5. Follow a plan that is actually for your skill level
Not too hard, not too easy. The overstressed and simultaneously overlooked goldilocks zone. People make the mistake of finding a plan that is too easy so they get bored or too hard so they get frustrated. The same can be said about workout classes or online programs etc. Make sure you find something that you know you will stick with and gives you the best of both worlds–doable yet a little bit of a push.
But find something! If you don’t like working out the absolute worst thing to do is come up with workouts yourself. There are so many resources now, and free, that will give you a decent plan to help you kickstart your fitness.
6. Make it well-rounded so you actually find something you like.
Don’t get so specific when it comes to your workouts initially. Go wide first. Cast a net so you actually find activities you enjoy. Silo’ing activities because you are trying to fit within a specific bucket can prohibit you from exploring so many different options that fitness has to offer. I know it is easy to get caught up in the “personalities” of the fitness world. That’s why so many people get turned off! I’ve done tap dance. I’ve done boxing. I’ve done ballet. I’ve done treadmill classes. Yoga classes. You name it. It helps keep it fresh and as long as you are working the three key biomotor areas (Endurance, Strength, Mobility) feel more than free to embrace variety.
7. Make it Specific Enough So You Work Towards a Goal.
Promise this point isn’t a contradiction from the last, even if it seems paradoxical. Let’s think of having a well-rounded workout plan as stocking our kitchen. Provides novelty. Looks great. Keeps us ENGAGED. If we aren’t well-stocked we have limited ingredients. If we have the same ingredients over and over, we are going to get bored. But you still need a goal. You need a recipe that produces a result. If you fall in love too much with constant variety, you will inhibit your progress and the final “dish” likely won’t be delicious. A smoothie and pizza might taste good on their own but you surely don’t want to mix them. I see this a lot in clients that I have train. They are trying everything but getting nothing.

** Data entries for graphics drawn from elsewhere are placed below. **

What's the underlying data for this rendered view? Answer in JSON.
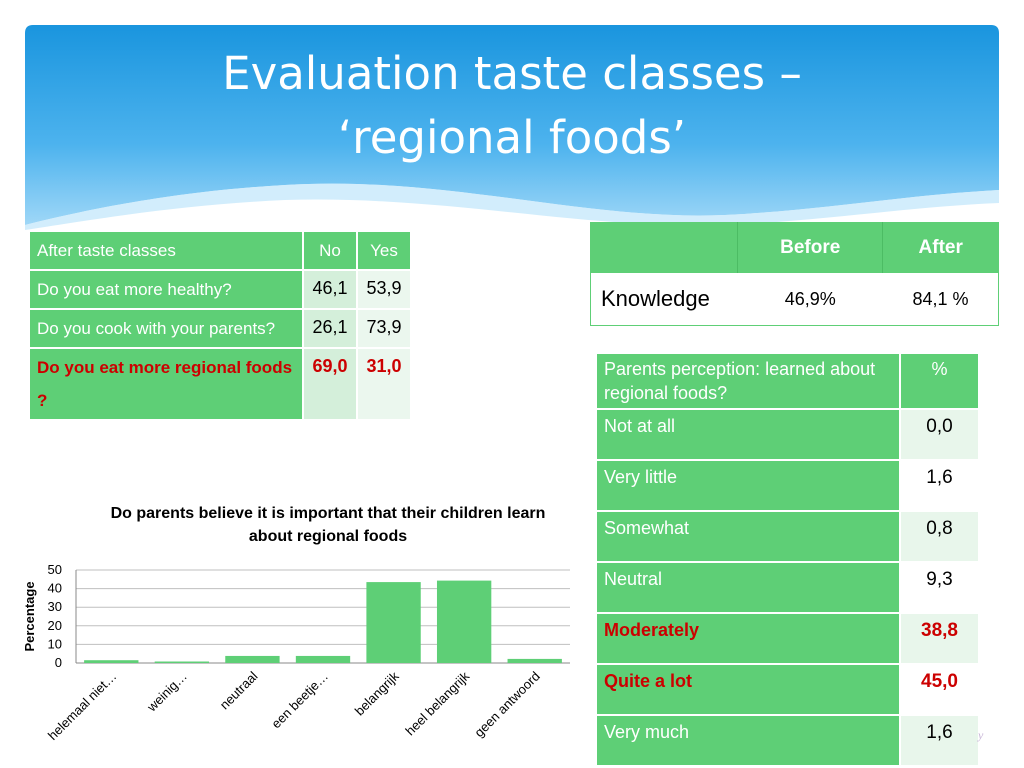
{
  "slide": {
    "title_line1": "Evaluation taste classes –",
    "title_line2": "‘regional foods’",
    "colors": {
      "header_blue": "#1e9ae0",
      "table_green": "#5ecf76",
      "highlight_red": "#cc0000"
    }
  },
  "taste_table": {
    "headers": [
      "After taste classes",
      "No",
      "Yes"
    ],
    "rows": [
      {
        "question": "Do you eat more healthy?",
        "no": "46,1",
        "yes": "53,9"
      },
      {
        "question": "Do you cook with your parents?",
        "no": "26,1",
        "yes": "73,9"
      },
      {
        "question": "Do you eat more regional foods ?",
        "no": "69,0",
        "yes": "31,0"
      }
    ]
  },
  "knowledge_table": {
    "headers": [
      "",
      "Before",
      "After"
    ],
    "row": {
      "label": "Knowledge",
      "before": "46,9%",
      "after": "84,1 %"
    }
  },
  "perception_table": {
    "header_label": "Parents perception: learned about regional foods?",
    "header_value": "%",
    "rows": [
      {
        "label": "Not at all",
        "value": "0,0"
      },
      {
        "label": "Very little",
        "value": "1,6"
      },
      {
        "label": "Somewhat",
        "value": "0,8"
      },
      {
        "label": "Neutral",
        "value": "9,3"
      },
      {
        "label": "Moderately",
        "value": "38,8"
      },
      {
        "label": "Quite a lot",
        "value": "45,0"
      },
      {
        "label": "Very much",
        "value": "1,6"
      }
    ]
  },
  "chart_data": {
    "type": "bar",
    "title": "Do parents believe it is important that their children learn about regional foods",
    "xlabel": "",
    "ylabel": "Percentage",
    "ylim": [
      0,
      50
    ],
    "yticks": [
      0,
      10,
      20,
      30,
      40,
      50
    ],
    "grid": true,
    "categories": [
      "helemaal niet…",
      "weinig…",
      "neutraal",
      "een beetje…",
      "belangrijk",
      "heel belangrijk",
      "geen antwoord"
    ],
    "values": [
      1.5,
      0.8,
      3.8,
      3.8,
      43.5,
      44.3,
      2.2
    ],
    "bar_color": "#5ecf76"
  },
  "footer": {
    "logo_fragment": "y"
  }
}
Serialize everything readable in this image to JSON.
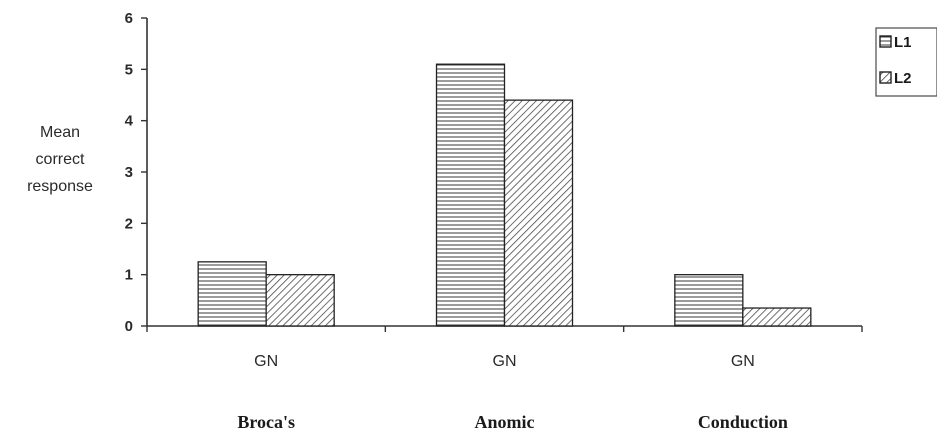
{
  "chart_data": {
    "type": "bar",
    "ylabel": [
      "Mean",
      "correct",
      "response"
    ],
    "ylim": [
      0,
      6
    ],
    "yticks": [
      0,
      1,
      2,
      3,
      4,
      5,
      6
    ],
    "categories": [
      "GN",
      "GN",
      "GN"
    ],
    "groups": [
      "Broca's",
      "Anomic",
      "Conduction"
    ],
    "series": [
      {
        "name": "L1",
        "values": [
          1.25,
          5.1,
          1.0
        ],
        "pattern": "horizontal"
      },
      {
        "name": "L2",
        "values": [
          1.0,
          4.4,
          0.35
        ],
        "pattern": "diagonal"
      }
    ],
    "legend_position": "top-right",
    "grid": false
  }
}
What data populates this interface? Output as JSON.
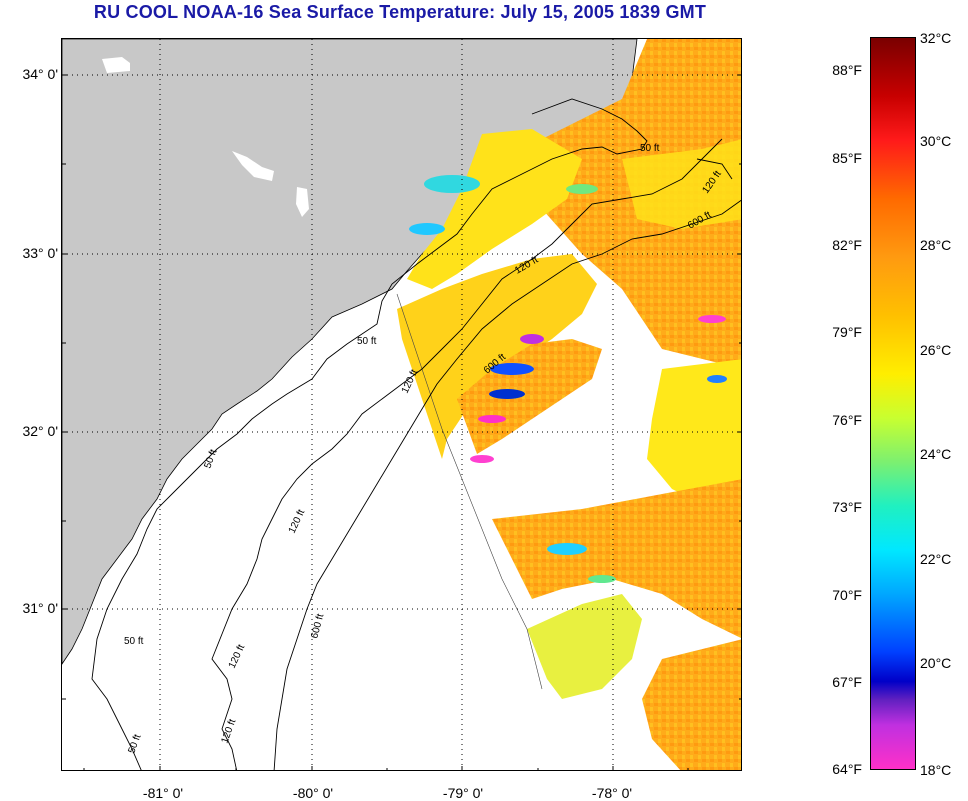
{
  "title": "RU COOL  NOAA-16  Sea Surface Temperature:  July 15, 2005 1839 GMT",
  "lat_labels": [
    "34° 0'",
    "33° 0'",
    "32° 0'",
    "31° 0'"
  ],
  "lon_labels": [
    "-81° 0'",
    "-80° 0'",
    "-79° 0'",
    "-78° 0'"
  ],
  "contour_labels": [
    "50 ft",
    "120 ft",
    "600 ft"
  ],
  "colorbar": {
    "fahrenheit": [
      "88°F",
      "85°F",
      "82°F",
      "79°F",
      "76°F",
      "73°F",
      "70°F",
      "67°F",
      "64°F"
    ],
    "celsius": [
      "32°C",
      "30°C",
      "28°C",
      "26°C",
      "24°C",
      "22°C",
      "20°C",
      "18°C"
    ],
    "range_c": [
      18,
      32
    ],
    "range_f": [
      64,
      90
    ]
  },
  "colors": {
    "land": "#c8c8c8",
    "title": "#1a1aa6",
    "warm": "#ffa500",
    "mild": "#ffe000",
    "cool": "#00c8ff"
  }
}
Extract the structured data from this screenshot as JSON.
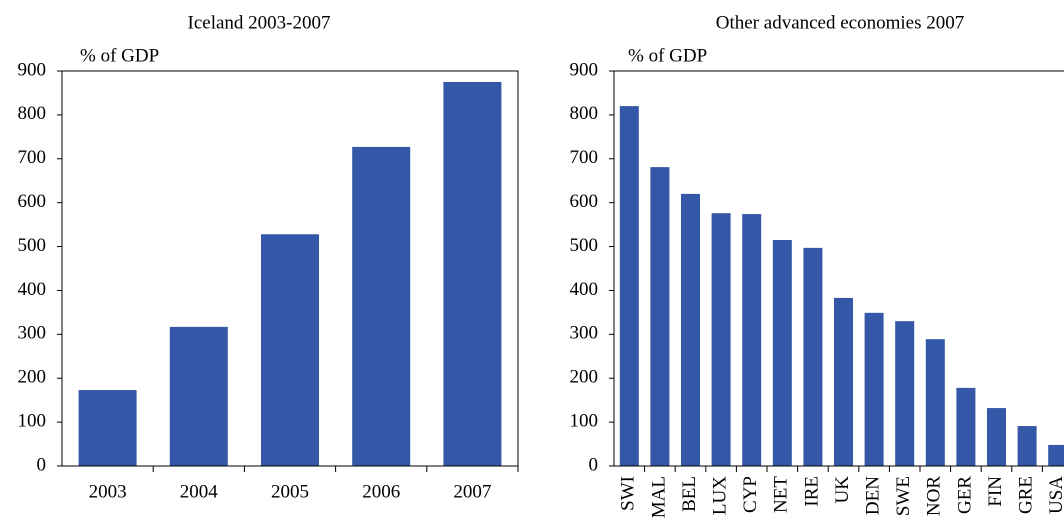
{
  "chart_data": [
    {
      "type": "bar",
      "title": "Iceland 2003-2007",
      "y_label": "% of GDP",
      "categories": [
        "2003",
        "2004",
        "2005",
        "2006",
        "2007"
      ],
      "values": [
        173,
        317,
        528,
        727,
        875
      ],
      "color": "#3557a7",
      "ylim": [
        0,
        900
      ],
      "yticks": [
        0,
        100,
        200,
        300,
        400,
        500,
        600,
        700,
        800,
        900
      ],
      "rotate_labels": false
    },
    {
      "type": "bar",
      "title": "Other advanced economies 2007",
      "y_label": "% of GDP",
      "categories": [
        "SWI",
        "MAL",
        "BEL",
        "LUX",
        "CYP",
        "NET",
        "IRE",
        "UK",
        "DEN",
        "SWE",
        "NOR",
        "GER",
        "FIN",
        "GRE",
        "USA"
      ],
      "values": [
        820,
        681,
        620,
        576,
        574,
        515,
        497,
        383,
        349,
        330,
        289,
        178,
        132,
        91,
        48
      ],
      "color": "#3557a7",
      "ylim": [
        0,
        900
      ],
      "yticks": [
        0,
        100,
        200,
        300,
        400,
        500,
        600,
        700,
        800,
        900
      ],
      "rotate_labels": true
    }
  ]
}
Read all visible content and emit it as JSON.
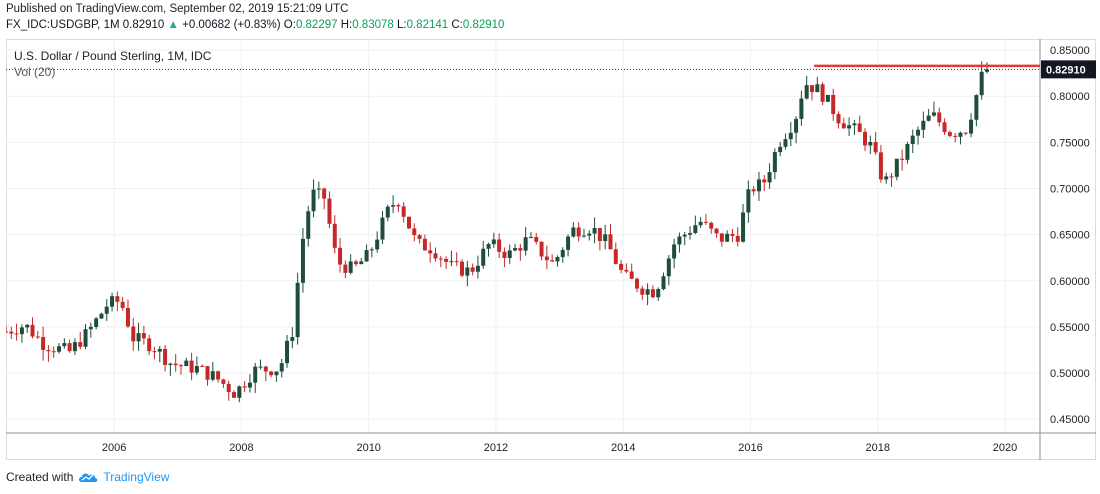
{
  "header": {
    "published": "Published on TradingView.com, September 02, 2019 15:21:09 UTC",
    "symbol": "FX_IDC:USDGBP, 1M",
    "last": "0.82910",
    "change_arrow": "▲",
    "change": "+0.00682 (+0.83%)",
    "open_label": "O:",
    "open": "0.82297",
    "high_label": "H:",
    "high": "0.83078",
    "low_label": "L:",
    "low": "0.82141",
    "close_label": "C:",
    "close": "0.82910"
  },
  "legend": {
    "title": "U.S. Dollar / Pound Sterling, 1M, IDC",
    "volume": "Vol (20)"
  },
  "footer": {
    "created_with": "Created with",
    "brand": "TradingView",
    "logo_icon": "tradingview-cloud-icon"
  },
  "colors": {
    "up": "#1e4d3a",
    "down": "#c62828",
    "resistance": "#e53935",
    "grid": "#eef0f3",
    "price_tag_bg": "#131722"
  },
  "chart_data": {
    "type": "candlestick",
    "interval": "1M",
    "last_price": 0.8291,
    "resistance_level": 0.8329,
    "resistance_start": 2017.0,
    "xlim": [
      2004.3,
      2020.55
    ],
    "ylim": [
      0.435,
      0.862
    ],
    "x_ticks": [
      2006,
      2008,
      2010,
      2012,
      2014,
      2016,
      2018,
      2020
    ],
    "y_ticks": [
      0.45,
      0.5,
      0.55,
      0.6,
      0.65,
      0.7,
      0.75,
      0.8,
      0.85
    ],
    "anchors": [
      [
        2004.3,
        0.545
      ],
      [
        2004.6,
        0.552
      ],
      [
        2004.9,
        0.531
      ],
      [
        2005.3,
        0.523
      ],
      [
        2005.6,
        0.545
      ],
      [
        2005.9,
        0.575
      ],
      [
        2006.1,
        0.578
      ],
      [
        2006.3,
        0.538
      ],
      [
        2006.6,
        0.53
      ],
      [
        2006.9,
        0.51
      ],
      [
        2007.3,
        0.505
      ],
      [
        2007.6,
        0.495
      ],
      [
        2007.9,
        0.478
      ],
      [
        2008.2,
        0.503
      ],
      [
        2008.6,
        0.505
      ],
      [
        2008.8,
        0.545
      ],
      [
        2008.95,
        0.64
      ],
      [
        2009.1,
        0.695
      ],
      [
        2009.3,
        0.69
      ],
      [
        2009.5,
        0.62
      ],
      [
        2009.75,
        0.612
      ],
      [
        2010.0,
        0.628
      ],
      [
        2010.3,
        0.675
      ],
      [
        2010.45,
        0.69
      ],
      [
        2010.75,
        0.64
      ],
      [
        2011.0,
        0.635
      ],
      [
        2011.3,
        0.615
      ],
      [
        2011.6,
        0.61
      ],
      [
        2011.9,
        0.64
      ],
      [
        2012.2,
        0.628
      ],
      [
        2012.5,
        0.645
      ],
      [
        2012.9,
        0.618
      ],
      [
        2013.2,
        0.655
      ],
      [
        2013.5,
        0.658
      ],
      [
        2013.75,
        0.64
      ],
      [
        2014.0,
        0.605
      ],
      [
        2014.3,
        0.592
      ],
      [
        2014.5,
        0.588
      ],
      [
        2014.8,
        0.64
      ],
      [
        2015.2,
        0.665
      ],
      [
        2015.5,
        0.645
      ],
      [
        2015.8,
        0.65
      ],
      [
        2016.0,
        0.7
      ],
      [
        2016.2,
        0.705
      ],
      [
        2016.45,
        0.75
      ],
      [
        2016.7,
        0.775
      ],
      [
        2016.85,
        0.815
      ],
      [
        2017.1,
        0.805
      ],
      [
        2017.4,
        0.775
      ],
      [
        2017.7,
        0.76
      ],
      [
        2017.9,
        0.745
      ],
      [
        2018.1,
        0.705
      ],
      [
        2018.35,
        0.73
      ],
      [
        2018.6,
        0.76
      ],
      [
        2018.85,
        0.78
      ],
      [
        2019.15,
        0.76
      ],
      [
        2019.4,
        0.765
      ],
      [
        2019.65,
        0.825
      ]
    ]
  }
}
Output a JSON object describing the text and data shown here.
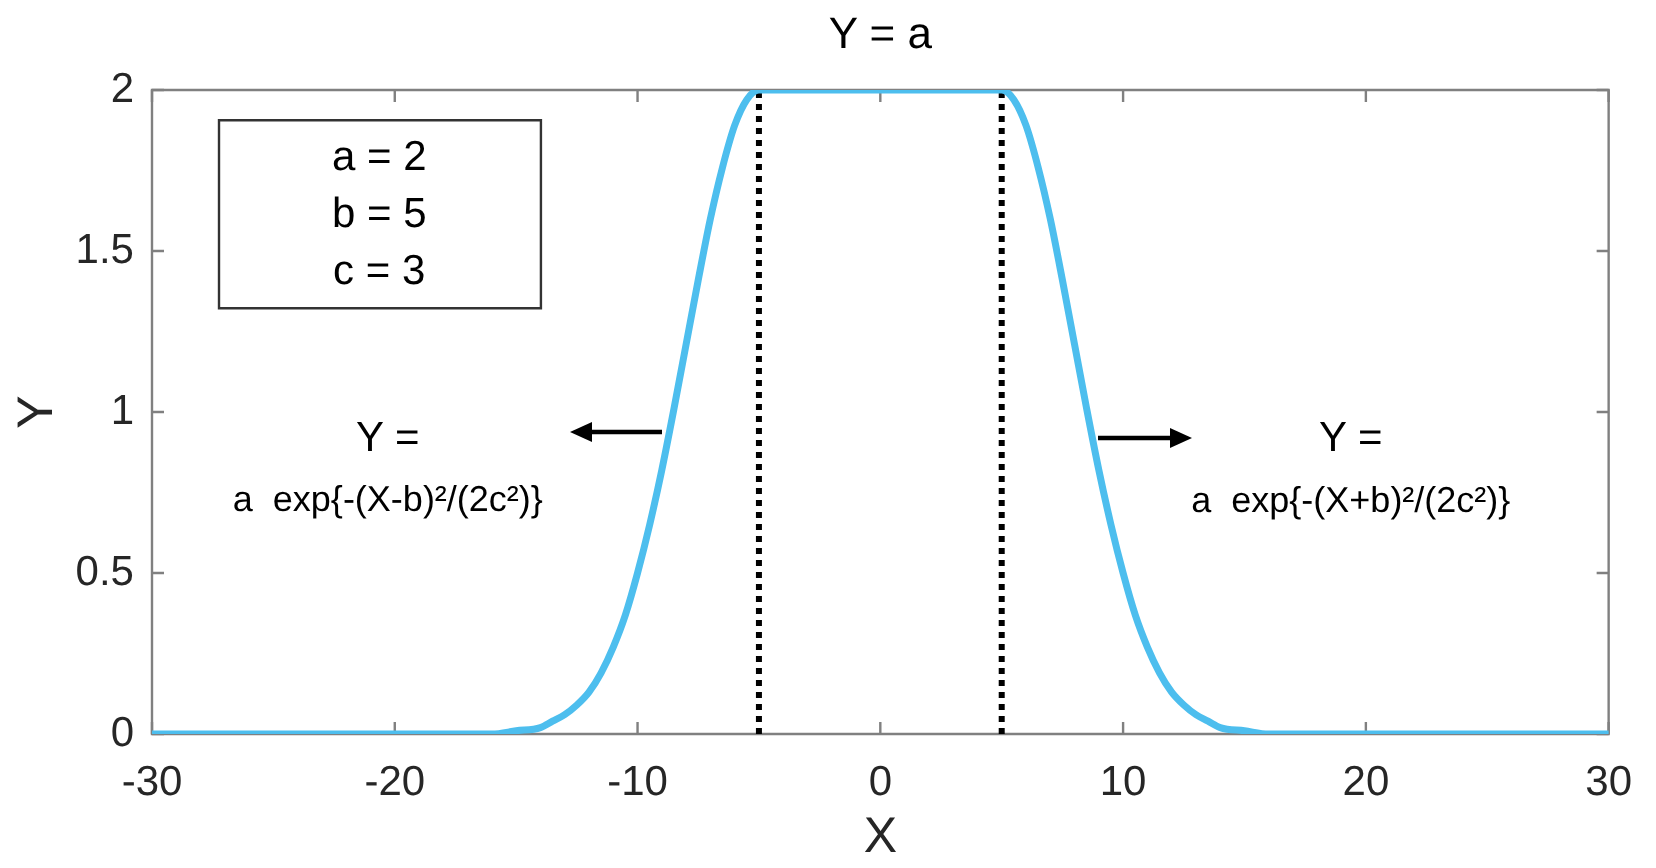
{
  "chart_data": {
    "type": "line",
    "xlabel": "X",
    "ylabel": "Y",
    "annotations": [
      {
        "text": "Y = a",
        "x": 0,
        "y": 2
      },
      "a = 2\nb = 5\nc = 3",
      {
        "text": "Y =\na  exp{-(X-b)²/(2c²)}",
        "x": -9,
        "y": 0.94
      },
      {
        "text": "Y =\na  exp{-(X+b)²/(2c²)}",
        "x": 9,
        "y": 0.92
      }
    ],
    "x": [
      -30,
      -20,
      -17,
      -16,
      -15,
      -14,
      -13.5,
      -13,
      -12.5,
      -12,
      -11.5,
      -11,
      -10.5,
      -10,
      -9.5,
      -9,
      -8.5,
      -8,
      -7.5,
      -7,
      -6.5,
      -6,
      -5.5,
      -5,
      5,
      5.5,
      6,
      6.5,
      7,
      7.5,
      8,
      8.5,
      9,
      9.5,
      10,
      10.5,
      11,
      11.5,
      12,
      12.5,
      13,
      13.5,
      14,
      15,
      16,
      17,
      20,
      30
    ],
    "series": [
      {
        "color": "#4dbeee",
        "values": [
          0,
          0,
          0,
          0,
          0.01,
          0.02,
          0.04,
          0.06,
          0.09,
          0.13,
          0.19,
          0.27,
          0.37,
          0.5,
          0.65,
          0.82,
          1.01,
          1.21,
          1.41,
          1.6,
          1.76,
          1.89,
          1.97,
          2,
          2,
          1.97,
          1.89,
          1.76,
          1.6,
          1.41,
          1.21,
          1.01,
          0.82,
          0.65,
          0.5,
          0.37,
          0.27,
          0.19,
          0.13,
          0.09,
          0.06,
          0.04,
          0.02,
          0.01,
          0,
          0,
          0,
          0
        ]
      }
    ],
    "xlim": [
      -30,
      30
    ],
    "xticks": [
      -30,
      -20,
      -10,
      0,
      10,
      20,
      30
    ],
    "ylim": [
      0,
      2
    ],
    "yticks": [
      0,
      0.5,
      1,
      1.5,
      2
    ],
    "ref_lines": [
      {
        "axis": "x",
        "value": -5,
        "color": "#000000",
        "line_style": "dotted"
      },
      {
        "axis": "x",
        "value": 5,
        "color": "#000000",
        "line_style": "dotted"
      }
    ]
  }
}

Allow yourself to have 3–4 week blocks in which you know you’re moving towards a specific desire even if you use multiple tools to get there. Be specific so you work towards a goal. That recipe. But remember, the recipe can have many ingredients.
To make this concrete, say you have a goal of being a better runner but don’t really want to train for a race or anything performance focused. You also get bored just only running. You never finish the 4 week run block. So instead of running 6 days a week you can do a spin class, yoga class, a HIIT or strength session, run 2x a week and sprinkle in recovery/mobility sessions. At the end of 4 weeks your running will likely have improved. Would it have improved more if you only did running sessions? Probably. But you wouldn’t have finished the plan so what does it matter! This is how we can combine variety with specificity and make the decision later to hone in on specificity more once you find an activity you’re absolutely in love with.
8. Community Builds Immunity!
Look, this one doesn’t need to drawn out. Find your tribe. Bring in a family member. Join an online group. The more individuals you can be accountable to and that KNOW you want to get a bit healthier, the easier it will be. Research backs this up 10x. This is a mix of both motivation and guilt because you don’t want to let anyone down. And in this age of social currency, our reputation and health might be the most valuable things out.